Multiculturalism or cultural diversity is a sociological and cultural theoretical expression with multiple meanings, as described below. As a descriptive term, it refers to a relationship in which several ethnic groups with different cultures come together in the same political unit. Multiculturalism can also refer to ideological social analyses, which in varying degrees affirm cultural origins by a variety of ethnic influences as something good or inevitable. Multiculturalism deals with, among other things, the authorities’ approach to a society with many ethnic backgrounds and tolerance for cultural differences within the same State. The synonyms and related terms to multiculturalism are “ethnic diversity” and “cultural pluralism”.
The term was first used in 1957 to describe Switzerland, but spread throughout the 1960s, particularly in Western Europe and the United States. It is often used to describe societies that carries hints of or comprises many different cultures, for example, because of the immigration. The differences can cause anxiety that the nation should lose its identity, but there are also cultural exchanges that give advantages to the various factions.
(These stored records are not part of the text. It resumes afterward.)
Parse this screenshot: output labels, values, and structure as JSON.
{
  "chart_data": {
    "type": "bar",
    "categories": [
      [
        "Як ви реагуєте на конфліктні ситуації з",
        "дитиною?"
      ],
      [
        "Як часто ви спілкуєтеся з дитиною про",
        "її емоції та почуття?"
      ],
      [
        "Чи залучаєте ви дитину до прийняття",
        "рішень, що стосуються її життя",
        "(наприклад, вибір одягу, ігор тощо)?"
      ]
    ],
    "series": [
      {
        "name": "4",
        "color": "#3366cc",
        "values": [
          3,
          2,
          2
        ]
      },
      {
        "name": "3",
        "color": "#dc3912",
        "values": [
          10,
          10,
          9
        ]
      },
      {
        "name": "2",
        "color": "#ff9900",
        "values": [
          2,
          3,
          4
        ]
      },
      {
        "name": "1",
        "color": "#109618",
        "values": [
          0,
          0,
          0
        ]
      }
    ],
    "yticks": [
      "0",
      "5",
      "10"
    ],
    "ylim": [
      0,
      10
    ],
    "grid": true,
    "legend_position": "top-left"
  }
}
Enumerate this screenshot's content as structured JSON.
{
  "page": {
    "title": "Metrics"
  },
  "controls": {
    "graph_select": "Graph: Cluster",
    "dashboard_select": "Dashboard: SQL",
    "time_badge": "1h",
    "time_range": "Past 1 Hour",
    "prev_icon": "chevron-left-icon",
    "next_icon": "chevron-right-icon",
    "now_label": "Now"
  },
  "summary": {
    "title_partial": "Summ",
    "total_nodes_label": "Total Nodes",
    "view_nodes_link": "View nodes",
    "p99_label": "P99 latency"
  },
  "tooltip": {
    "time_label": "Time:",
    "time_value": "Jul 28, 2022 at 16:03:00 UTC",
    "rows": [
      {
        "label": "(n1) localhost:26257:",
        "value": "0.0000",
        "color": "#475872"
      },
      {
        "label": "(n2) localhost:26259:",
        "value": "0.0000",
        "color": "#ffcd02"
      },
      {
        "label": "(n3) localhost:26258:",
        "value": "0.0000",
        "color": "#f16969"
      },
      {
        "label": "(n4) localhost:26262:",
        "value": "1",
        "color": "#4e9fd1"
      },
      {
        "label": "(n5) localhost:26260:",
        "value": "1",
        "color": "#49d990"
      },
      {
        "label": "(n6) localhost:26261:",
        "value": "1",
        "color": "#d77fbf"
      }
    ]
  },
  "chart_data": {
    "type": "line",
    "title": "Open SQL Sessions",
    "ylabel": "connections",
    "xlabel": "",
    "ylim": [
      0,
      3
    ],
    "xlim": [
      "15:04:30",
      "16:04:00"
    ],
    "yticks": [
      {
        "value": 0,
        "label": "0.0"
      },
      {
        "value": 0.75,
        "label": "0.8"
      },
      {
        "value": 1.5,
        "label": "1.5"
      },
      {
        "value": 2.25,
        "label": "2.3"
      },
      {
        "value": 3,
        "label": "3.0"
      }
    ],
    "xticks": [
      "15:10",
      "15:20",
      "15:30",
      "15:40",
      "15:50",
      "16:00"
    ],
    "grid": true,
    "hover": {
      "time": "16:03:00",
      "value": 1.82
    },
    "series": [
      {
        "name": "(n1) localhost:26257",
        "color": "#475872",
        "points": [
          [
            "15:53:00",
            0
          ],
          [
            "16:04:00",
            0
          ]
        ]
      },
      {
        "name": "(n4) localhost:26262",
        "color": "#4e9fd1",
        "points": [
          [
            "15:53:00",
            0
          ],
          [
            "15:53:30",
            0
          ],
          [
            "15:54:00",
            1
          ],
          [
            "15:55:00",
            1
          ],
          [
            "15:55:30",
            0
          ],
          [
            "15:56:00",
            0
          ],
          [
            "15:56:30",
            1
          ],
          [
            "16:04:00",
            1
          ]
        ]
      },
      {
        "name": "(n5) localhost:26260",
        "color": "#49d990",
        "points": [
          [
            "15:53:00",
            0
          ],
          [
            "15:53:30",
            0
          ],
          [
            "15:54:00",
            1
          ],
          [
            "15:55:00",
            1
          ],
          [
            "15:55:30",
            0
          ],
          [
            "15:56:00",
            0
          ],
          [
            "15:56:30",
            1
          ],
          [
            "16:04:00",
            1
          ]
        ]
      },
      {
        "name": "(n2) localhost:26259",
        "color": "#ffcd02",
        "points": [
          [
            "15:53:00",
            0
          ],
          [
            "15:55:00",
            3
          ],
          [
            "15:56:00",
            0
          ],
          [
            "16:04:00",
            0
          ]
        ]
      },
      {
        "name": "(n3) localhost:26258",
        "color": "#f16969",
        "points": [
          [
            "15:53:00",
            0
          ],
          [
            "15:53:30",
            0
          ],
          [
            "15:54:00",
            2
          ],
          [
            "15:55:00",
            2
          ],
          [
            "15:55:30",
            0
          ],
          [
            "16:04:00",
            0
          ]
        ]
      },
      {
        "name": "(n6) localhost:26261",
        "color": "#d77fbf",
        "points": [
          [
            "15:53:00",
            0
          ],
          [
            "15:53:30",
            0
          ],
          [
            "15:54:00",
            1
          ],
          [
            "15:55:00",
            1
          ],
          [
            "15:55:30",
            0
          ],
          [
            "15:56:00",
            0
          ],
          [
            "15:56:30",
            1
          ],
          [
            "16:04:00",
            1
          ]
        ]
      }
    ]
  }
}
For example, it could be about new influences in art, literature and philosophy, as well as free improvisation of music styles, clothing styles and cuisine.
Multiculturalism is also a term used to describe how a state should act towards different cultures within the same nation.
There are roughly three ways for a State to approach immigrants and their cultures:
- monoculture – in which the policy is to assimilate immigrants into the existing society’s culture. This method is most commonly used in unitary states, and is closely linked to nationalism.
- melting pot – a variant of multiculturalism where all the immigrant cultures are mixed without much governmental or public involvement. This method is associated mainly with the United States, where, however, the various states within the Federation have different legislation.
- multiculturalism – in comparison with the two methods above is based on cultural diversity that immigrants and others keep to maintain their cultural identities and to the different cultures to co-exist. This method is used, among other things. in Canada and Australia.
Multiculturalism is often used with the importance of intercultural communication.
According to one of several multiculturalism critical definitions, it is a political concept, where many cultures represent a culture mix at the first stage, where awareness of the content and significance of culture is reduced and there is blurring of boundaries between different cultures, resulting in a cultural condition without obvious and collective performances. The end result is, according to this thinking, complete alienation. According to critics, there are also often multicultural policies that push back indigenous culture, denying it cultural advantage.
According to the proponents of multicultural policy, however, the preservation of minority cultures, as well as the majority population, is one of the highest priorities, as long as the culture does not create negative values and actions, such as repression and other human rights violations. A main thesis is that cultures are dynamic and cultural meetings are favorable for development and strengthen the own culture, among others. Through increased awareness and self-knowledge.